Sales and profit for Nifty constituents, Motilal Oswal Securities said, was marginally better than its estimates. A total of 42 per cent of Nifty firms exceeded Motilal's PAT estimates while 12 per cent missed. Excluding financials, profit for Nifty constituents rose 29 per cent YoY for the quarter compared with 21 per cent growth.
As per Motilal Oswal Securities, HDFC Bank, Tata Motors, JSW Steel, ICICI Bank, Maruti Suzuki, Mahindra & Mahindra, State Bank of India, Coal India, Ultratech Cement, Eicher Motors, Hero MotoCorp, Cipla, Bajaj Auto, Dr Reddy’s Labs, Titan Company, Tech Mahindra, Tata Steel, and Grasim Industries delivered higher-than-estimated earnings.
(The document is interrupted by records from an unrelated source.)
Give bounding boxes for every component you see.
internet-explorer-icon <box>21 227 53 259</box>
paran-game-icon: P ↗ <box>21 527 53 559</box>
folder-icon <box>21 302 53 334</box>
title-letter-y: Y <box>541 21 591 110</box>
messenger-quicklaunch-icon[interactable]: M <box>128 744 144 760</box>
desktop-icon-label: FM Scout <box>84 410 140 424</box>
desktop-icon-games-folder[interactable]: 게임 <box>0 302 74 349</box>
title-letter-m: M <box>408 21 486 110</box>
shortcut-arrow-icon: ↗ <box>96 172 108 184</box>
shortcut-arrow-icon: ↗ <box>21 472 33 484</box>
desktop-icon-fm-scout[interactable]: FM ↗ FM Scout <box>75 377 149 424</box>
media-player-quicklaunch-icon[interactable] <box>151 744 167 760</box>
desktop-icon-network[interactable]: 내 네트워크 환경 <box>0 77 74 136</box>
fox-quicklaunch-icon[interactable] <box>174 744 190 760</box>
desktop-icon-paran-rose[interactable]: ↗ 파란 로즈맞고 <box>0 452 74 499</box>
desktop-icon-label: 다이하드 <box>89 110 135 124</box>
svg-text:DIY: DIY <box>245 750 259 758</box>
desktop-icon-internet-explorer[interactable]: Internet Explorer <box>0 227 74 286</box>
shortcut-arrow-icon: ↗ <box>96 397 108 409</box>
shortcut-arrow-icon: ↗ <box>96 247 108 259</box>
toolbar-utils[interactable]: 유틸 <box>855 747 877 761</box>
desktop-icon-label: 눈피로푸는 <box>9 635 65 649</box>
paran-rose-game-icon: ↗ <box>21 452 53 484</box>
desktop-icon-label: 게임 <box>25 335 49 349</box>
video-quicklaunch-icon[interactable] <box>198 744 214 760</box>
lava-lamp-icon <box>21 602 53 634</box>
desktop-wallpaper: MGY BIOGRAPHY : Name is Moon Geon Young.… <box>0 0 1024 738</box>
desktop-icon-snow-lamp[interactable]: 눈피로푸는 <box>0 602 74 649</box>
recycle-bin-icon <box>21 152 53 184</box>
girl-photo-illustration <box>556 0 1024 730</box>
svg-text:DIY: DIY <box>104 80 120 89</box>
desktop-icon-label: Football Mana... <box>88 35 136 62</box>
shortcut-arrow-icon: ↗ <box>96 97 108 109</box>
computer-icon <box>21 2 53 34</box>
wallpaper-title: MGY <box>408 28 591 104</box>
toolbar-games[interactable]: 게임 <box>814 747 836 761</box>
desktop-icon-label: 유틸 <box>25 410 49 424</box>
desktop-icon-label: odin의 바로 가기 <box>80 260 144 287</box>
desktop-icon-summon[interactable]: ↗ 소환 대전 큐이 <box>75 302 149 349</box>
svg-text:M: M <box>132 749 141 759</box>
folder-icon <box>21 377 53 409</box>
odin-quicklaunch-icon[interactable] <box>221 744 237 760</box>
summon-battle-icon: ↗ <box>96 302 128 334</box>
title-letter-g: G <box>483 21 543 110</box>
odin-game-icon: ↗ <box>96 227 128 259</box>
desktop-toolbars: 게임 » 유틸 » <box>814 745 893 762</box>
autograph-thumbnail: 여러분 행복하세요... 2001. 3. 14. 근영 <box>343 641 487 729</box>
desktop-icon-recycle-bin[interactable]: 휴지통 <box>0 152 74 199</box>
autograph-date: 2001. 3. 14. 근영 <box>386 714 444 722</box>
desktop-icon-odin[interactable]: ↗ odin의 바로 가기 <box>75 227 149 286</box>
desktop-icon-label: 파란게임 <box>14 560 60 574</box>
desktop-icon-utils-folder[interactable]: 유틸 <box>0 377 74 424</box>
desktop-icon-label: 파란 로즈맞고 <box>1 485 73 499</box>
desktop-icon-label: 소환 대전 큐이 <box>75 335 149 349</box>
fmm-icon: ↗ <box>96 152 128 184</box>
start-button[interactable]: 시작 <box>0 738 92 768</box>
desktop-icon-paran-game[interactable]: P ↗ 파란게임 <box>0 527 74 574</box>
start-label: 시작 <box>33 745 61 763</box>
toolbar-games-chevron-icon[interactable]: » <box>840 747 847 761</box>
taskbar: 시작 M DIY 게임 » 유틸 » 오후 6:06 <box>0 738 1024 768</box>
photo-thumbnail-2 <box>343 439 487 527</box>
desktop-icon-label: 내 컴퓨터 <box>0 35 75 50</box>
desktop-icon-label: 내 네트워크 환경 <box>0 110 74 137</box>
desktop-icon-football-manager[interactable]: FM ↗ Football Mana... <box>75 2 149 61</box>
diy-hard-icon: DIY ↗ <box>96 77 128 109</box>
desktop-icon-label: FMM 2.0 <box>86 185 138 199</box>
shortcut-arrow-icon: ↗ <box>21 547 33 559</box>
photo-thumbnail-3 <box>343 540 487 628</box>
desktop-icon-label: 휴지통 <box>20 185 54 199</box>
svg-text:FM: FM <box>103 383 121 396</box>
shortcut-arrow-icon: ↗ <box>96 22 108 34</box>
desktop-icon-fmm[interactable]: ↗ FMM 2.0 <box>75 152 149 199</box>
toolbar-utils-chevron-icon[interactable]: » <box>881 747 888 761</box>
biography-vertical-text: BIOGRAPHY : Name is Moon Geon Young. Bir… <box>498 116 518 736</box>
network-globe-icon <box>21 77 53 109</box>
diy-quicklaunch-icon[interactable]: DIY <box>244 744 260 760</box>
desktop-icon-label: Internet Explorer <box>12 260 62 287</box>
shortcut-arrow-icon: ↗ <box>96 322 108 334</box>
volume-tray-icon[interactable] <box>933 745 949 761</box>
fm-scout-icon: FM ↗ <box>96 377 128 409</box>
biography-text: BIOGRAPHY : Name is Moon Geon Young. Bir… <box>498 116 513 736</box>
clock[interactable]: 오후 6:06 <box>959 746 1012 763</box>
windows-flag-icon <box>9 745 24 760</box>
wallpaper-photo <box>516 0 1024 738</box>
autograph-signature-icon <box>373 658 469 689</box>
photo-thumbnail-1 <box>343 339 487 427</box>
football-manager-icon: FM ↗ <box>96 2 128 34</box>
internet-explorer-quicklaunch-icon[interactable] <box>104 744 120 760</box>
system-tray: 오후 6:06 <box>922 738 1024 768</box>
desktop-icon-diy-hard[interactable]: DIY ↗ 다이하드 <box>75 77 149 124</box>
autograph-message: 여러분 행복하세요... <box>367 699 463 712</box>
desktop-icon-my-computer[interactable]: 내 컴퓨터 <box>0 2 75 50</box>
SBI Life Insurance, Wipro, Divis Labs and UPL, on the flip side, missed profit estimates. Nifty is trading at a 12-month forward PE ratio of 17.8 times, which is at 12 per cent discount to its long-period average (LPA).
"We largely maintain our sectoral allocations and weights, relying on the sectors that have shown growth potential to drive our stock selection framework. We remain overweight on financials, consumption, industrials, automobiles and healthcare; while we maintain our underweight stance on metals, energy, IT and utilities, and neutral outlook on telecom in our model portfolio," Motilal said.